This year’s Australasian Society of Cataract and Refractive Surgery (AUSCRS) meeting was held in Noosa, Queensland from October 17-20.
It was the most successful and well attended in the 22-year history of AUSCRS. Over 400 registered, including doctors, technical and administration staff and industry representatives. There was also a reasonable attendance from New Zealanders this year, although there were far more South Islanders than North Islanders again. The exception to this was Dr Dean Corbett who has become a regular, major contributor to our only major local cataract and refractive surgery meeting of the year. The high numbers this year appeared to be bolstered by an increase in the number of younger ophthalmologists and trainees attending. This year, we also had the highest number of invited overseas speakers to date.
This overall theme of this year’s meeting was Ride the Wave, in keeping with the location. Every session also had its own individual and unique theme, with presenters dressed by AUSCRS organisers in different costumes appropriate to the theme of their session.

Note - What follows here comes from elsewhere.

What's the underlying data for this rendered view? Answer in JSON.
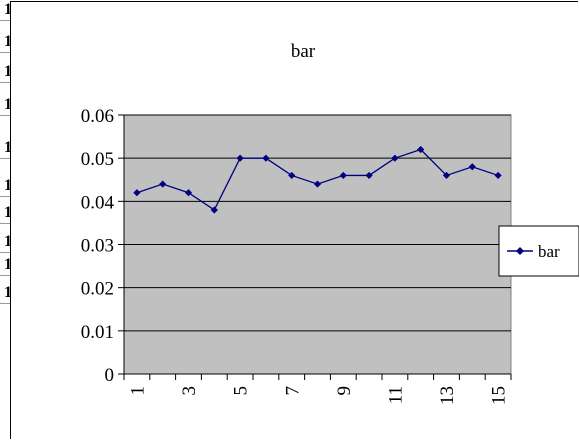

Monofocal vs multifocal IOLs
One of the highlights of AUSCRS is the Gold Medal Lecture and this year’s lecturer was Professor Thomas Kohnen, Department of Ophthalmology chair at Goethe University in Frankfurt. He gave an excellent talk on Presbyopia Correcting IOLs: Current Options and Solutions to Problems, beginning with a discussion on the published results of monovision with monofocal IOLs. He defined the current approach to monovision as targeting a refraction of between -1.00D and -1.50D in the near vision eye, referencing AUSCRS president Professor Graham Barrett’s paper that showed about one quarter achieved spectacle independence. Kohnen also discussed accommodating IOLs and said no currently available accommodative IOL has proved accommodative ability and that not everyone who reads with an accommodating IOL accommodates.